Donohoe has been in office for 15 months, compared with Doherty’s two. He’s been ever-present throughout the brainstorming by the Office of the Government Chief Information Officer with other departments as to how the PSC might prove to be of use to their own functions.

It was Donohoe who first confirmed that the Department of Foreign Affairs would be introducing the PSC as a requirement for obtaining and renewing a passport from this month back in May – reportedly much to the chagrin of the civil servants in DFA (that whole process has now been delayed for at least a year, as Minister Simon Coveney told us last week).

Yet his public pronouncements on the subject in recent times have been few and far between.

Donohoe hasn’t mentioned the PSC  in the Dáil since a written answer to a Parliamentary Question delivered on 30 May.

In an appearance on RTÉ’s Today with Sean O’Rourke on Friday Donohoe did admittedly spend a whole 60 seconds of his 16-minute turn reiterating his support for the card, while promising to ‘review’ the entire process (how PER officials must have loved hearing that):

We think the Public Services Card is the best way of making sure that the billions of euro that we spend in providing public services are made available to the people that need them.

The Minister’s official Twitter account has tweeted less than fifteen times since 11 August (one of which was to give a shout out to an opinion piece he wrote last Thursday insisting that the PSC is not an attempt to introduce a national ID card by stealth).

His junior minister meanwhile, Pat Breen (who has specific responsibility for data protection issues), hasn’t mentioned the topic once on Twitter, despite posting prolifically in recent times.

Silly season?

Last week Irish Times columnist Noel Whelan wrote that the hype and bluster surrounding the PSC amounts fundamentally to ‘silly season’ nonsense. That is, in the period of time with no courts and no Dáil to fill column inches, the media will find any old issue to keep the masses occupied.

It would be hard to argue that the government has given any indication other than that it is of the same opinion – if everyone ignores it, the PSC is something that will just go away.

But make no mistake, the expansion of the Public Services Card’s remit is PER and Donohoe’s baby.

PER has led the entire project. Not that other departments have shied away (they haven’t, apart from when it comes to timelines), but overall responsibility lies with Public Expenditure.

“It’s not a national ID card,” Donohoe said of the PSC last week. Last March, meanwhile, he insisted that the card would not be mandatory.

His department insists he has “personally been involved in publicising developments with the card”.

“This has included press questions and answers, so he has been very open around the current and future plans for the card,” a PER spokesperson told us this weekend.

In two days’ time TheJournal.ie will run a Facebook Live debate on the PSC. Our first ports of call for people to debate in favour of the rollout and the card in general (such people being few and far between) were Ministers Donohoe and Breen.

‘No’ was the reply, delivered in short order. “The ministers will not be available,” a department official said (Regina Doherty, who in her latest media outing yesterday morning on Newstalk with presenter Sarah McInerney appeared to be completely at a loss as to whether a PSC constitutes biometric data or not, waited about 36 hours before declining).

It’s not as if Donohoe is ordinarily one to shy away from media appearances (remember Cupcakegate?).
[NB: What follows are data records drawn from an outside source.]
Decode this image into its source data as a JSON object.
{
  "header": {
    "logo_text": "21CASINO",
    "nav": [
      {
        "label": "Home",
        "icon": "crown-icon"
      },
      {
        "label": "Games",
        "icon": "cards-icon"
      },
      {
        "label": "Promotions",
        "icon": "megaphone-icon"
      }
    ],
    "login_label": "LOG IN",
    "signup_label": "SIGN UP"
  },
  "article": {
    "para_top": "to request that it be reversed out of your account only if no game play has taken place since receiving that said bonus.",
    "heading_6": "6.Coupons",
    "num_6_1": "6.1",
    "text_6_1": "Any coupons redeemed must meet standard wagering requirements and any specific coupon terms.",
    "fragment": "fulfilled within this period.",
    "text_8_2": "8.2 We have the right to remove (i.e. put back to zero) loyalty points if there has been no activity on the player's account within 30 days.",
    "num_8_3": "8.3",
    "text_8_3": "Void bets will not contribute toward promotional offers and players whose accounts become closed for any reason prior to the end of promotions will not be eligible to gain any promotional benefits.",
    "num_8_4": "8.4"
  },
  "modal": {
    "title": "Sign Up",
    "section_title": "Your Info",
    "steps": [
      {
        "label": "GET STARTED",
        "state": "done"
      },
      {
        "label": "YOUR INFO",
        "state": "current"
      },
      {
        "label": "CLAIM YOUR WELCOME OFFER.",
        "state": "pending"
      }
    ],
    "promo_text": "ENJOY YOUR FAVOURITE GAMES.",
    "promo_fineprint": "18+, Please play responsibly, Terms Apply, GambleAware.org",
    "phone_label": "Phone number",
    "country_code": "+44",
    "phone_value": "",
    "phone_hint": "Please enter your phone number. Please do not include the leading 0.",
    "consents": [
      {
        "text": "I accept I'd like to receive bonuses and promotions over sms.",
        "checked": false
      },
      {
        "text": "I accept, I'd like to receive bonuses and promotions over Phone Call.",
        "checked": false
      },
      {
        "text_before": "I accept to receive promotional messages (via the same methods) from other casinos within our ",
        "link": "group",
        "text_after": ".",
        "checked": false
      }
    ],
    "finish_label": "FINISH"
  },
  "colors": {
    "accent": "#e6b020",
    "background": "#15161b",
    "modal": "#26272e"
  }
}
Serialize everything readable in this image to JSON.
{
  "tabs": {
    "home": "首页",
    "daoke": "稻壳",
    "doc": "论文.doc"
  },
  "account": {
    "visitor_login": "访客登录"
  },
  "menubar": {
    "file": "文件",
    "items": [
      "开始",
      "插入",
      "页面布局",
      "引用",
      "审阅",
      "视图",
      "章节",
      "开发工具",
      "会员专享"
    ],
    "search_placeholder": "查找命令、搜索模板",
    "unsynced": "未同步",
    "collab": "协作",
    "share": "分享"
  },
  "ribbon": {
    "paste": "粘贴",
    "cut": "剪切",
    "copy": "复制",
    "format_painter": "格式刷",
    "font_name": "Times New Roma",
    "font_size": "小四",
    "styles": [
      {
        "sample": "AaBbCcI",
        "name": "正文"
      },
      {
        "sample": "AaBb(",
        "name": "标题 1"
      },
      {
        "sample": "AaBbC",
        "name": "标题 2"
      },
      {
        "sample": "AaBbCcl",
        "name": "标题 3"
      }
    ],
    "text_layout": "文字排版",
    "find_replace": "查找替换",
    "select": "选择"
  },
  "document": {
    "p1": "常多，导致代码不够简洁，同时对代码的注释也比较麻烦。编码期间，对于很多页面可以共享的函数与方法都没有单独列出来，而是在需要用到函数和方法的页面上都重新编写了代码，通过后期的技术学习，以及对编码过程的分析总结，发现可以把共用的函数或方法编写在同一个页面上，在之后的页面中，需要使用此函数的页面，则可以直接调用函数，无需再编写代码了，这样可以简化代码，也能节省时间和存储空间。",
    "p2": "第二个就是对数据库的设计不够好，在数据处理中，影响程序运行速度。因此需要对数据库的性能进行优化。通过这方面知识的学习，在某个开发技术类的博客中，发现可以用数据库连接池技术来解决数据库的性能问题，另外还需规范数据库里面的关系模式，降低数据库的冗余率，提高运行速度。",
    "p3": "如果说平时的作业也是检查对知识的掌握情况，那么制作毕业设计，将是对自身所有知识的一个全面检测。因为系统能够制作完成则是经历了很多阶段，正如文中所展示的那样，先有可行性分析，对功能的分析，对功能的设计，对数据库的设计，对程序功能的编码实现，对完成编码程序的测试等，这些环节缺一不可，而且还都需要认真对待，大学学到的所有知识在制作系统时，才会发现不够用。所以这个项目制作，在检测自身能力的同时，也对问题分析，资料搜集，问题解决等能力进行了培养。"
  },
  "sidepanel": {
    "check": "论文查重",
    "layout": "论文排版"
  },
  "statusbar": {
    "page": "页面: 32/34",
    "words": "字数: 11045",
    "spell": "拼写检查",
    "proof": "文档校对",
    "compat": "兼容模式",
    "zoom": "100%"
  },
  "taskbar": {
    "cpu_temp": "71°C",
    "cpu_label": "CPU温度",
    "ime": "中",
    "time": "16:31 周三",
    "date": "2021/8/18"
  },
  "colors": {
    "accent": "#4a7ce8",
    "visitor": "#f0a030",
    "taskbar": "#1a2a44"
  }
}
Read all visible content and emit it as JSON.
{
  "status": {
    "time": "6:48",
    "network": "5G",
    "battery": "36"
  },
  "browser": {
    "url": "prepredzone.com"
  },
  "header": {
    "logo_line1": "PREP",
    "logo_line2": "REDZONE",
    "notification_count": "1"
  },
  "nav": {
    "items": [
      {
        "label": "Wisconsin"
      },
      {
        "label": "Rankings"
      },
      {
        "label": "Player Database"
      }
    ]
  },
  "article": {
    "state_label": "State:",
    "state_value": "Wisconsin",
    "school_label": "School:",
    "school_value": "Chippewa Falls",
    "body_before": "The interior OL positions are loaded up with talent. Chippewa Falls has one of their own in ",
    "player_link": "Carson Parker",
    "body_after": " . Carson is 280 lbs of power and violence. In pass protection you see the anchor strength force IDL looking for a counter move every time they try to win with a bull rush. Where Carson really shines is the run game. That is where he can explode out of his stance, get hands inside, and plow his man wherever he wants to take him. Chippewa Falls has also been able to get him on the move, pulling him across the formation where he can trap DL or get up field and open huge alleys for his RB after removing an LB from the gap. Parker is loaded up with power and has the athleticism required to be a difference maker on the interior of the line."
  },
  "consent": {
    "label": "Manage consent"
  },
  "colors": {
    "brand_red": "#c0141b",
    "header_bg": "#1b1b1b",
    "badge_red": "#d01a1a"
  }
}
As the right-hand man for Leo Varadkar’s run for Taoiseach last May he’s become one of the most visible ministers in government.

But things have come full circle now with the Data Protection Commissioner Helen Dixon saying that more transparency is needed over the PSC.

The commissioner wasn’t a problem, this writer was informed previously by government sources while pulling together a piece on the PSC, so long as there was no suggestion that the expansion of the card might be illegal.

Now even that is being called into question.

Paschal may want the Public Services Card to go away. But all the indicators are that it won’t be going anywhere anytime soon.